The final rule for the changes for short-term plans include the following key points:

  • Initial terms for short-term plans can go up to 364 days.
  • Disclosures must be present with short-term plans to help consumers understand the difference between short-term plans and major medical (ACA) health insurance.
  • Renewable short-term plans (limited duration) are accessible as long as the final term length doesn't exceed 36 months total.

Though these initial rules are stated, HHS made it clear that each individual state can alter the set of rules it’s up to each state to set rules applicable to short-term plans sold within the state. With that, many states are taking deviated approaches on short-term plans that either clearly expands the access of short-term plans and make them profitable for the state, or the contrary, stripping the access of short-term plans completely for health insurance consumers.

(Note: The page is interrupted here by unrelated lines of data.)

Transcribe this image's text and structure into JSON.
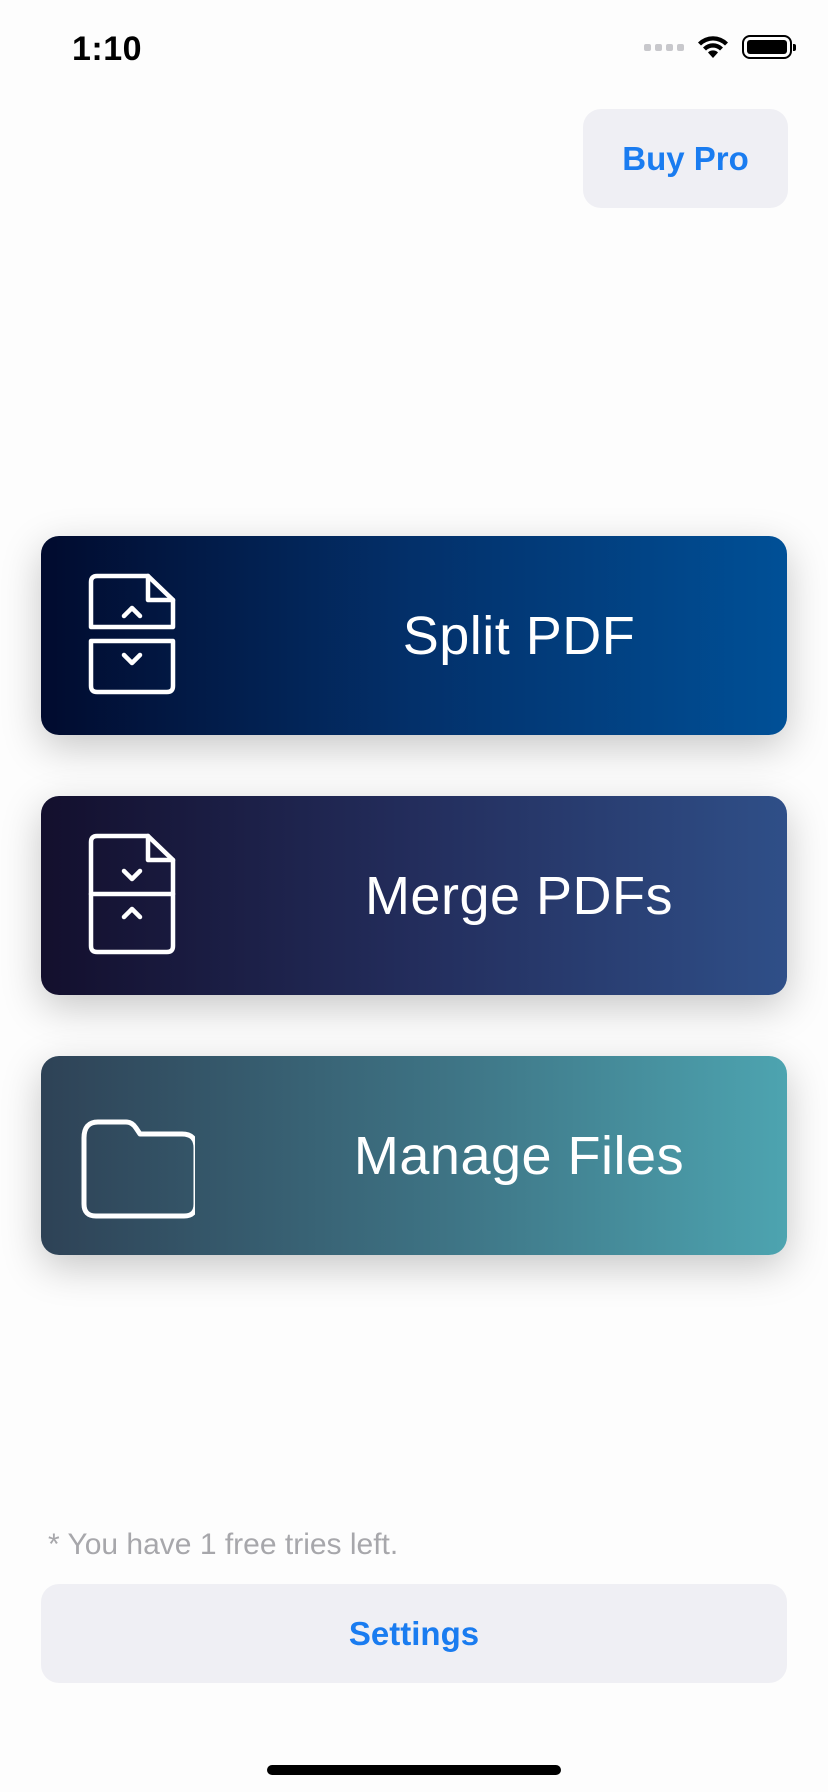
{
  "status_bar": {
    "time": "1:10",
    "icons": [
      "signal-icon",
      "wifi-icon",
      "battery-icon"
    ]
  },
  "header": {
    "buy_pro_label": "Buy Pro"
  },
  "actions": [
    {
      "label": "Split PDF",
      "icon": "split-pdf-icon"
    },
    {
      "label": "Merge PDFs",
      "icon": "merge-pdf-icon"
    },
    {
      "label": "Manage Files",
      "icon": "folder-icon"
    }
  ],
  "footer": {
    "free_tries_note": "* You have 1 free tries left.",
    "settings_label": "Settings"
  },
  "colors": {
    "accent": "#1a7cf0",
    "button_bg": "#efeff4",
    "note_text": "#a7a7ab"
  }
}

The following is a comparison example of Obamacare Health Plans vs. Short-term Health Plans as of today:

  • A healthy single 37-year-old male making $35,000 in Broward County, FL may get a bronze plan with a Max Out-of-Pocket of $7,900 for about $167.03  as their most affordable option with Obamacare.
  • A healthy single healthy 37-year-old male making any amount of money in Broward County, FL may get a 364-day short-term health plan for about $57.30 a month with a $12,500 deductible and up to $250,000 in coverage as an affordable option with Short-term Health Insurance.  This will depend on whether or not he may be able to get passed strict underwriting that some short-term carriers have in place.
  • Consumers should take note that qualified ACA / Obamacare Plans are Major Medical Plans that do not have limits on the amount of catastrophic coverage in most cases, while Short Term Medical Plans do have limits.

Without the Obamacare Tax Penalty for 2019 coverage, Adelfa Arriaga, a health insurance agent, says "People can shop for Health insurance alternatives like short-term plans without the fear of the tax penalty whereas before that would have affected the outcome" which was a minimum $695 per year. Consumers that jumped the gun and didn't have a qualified health plan throughout 2018 may still have to pay the penalty this upcoming tax season in 2019 on their income for 2018.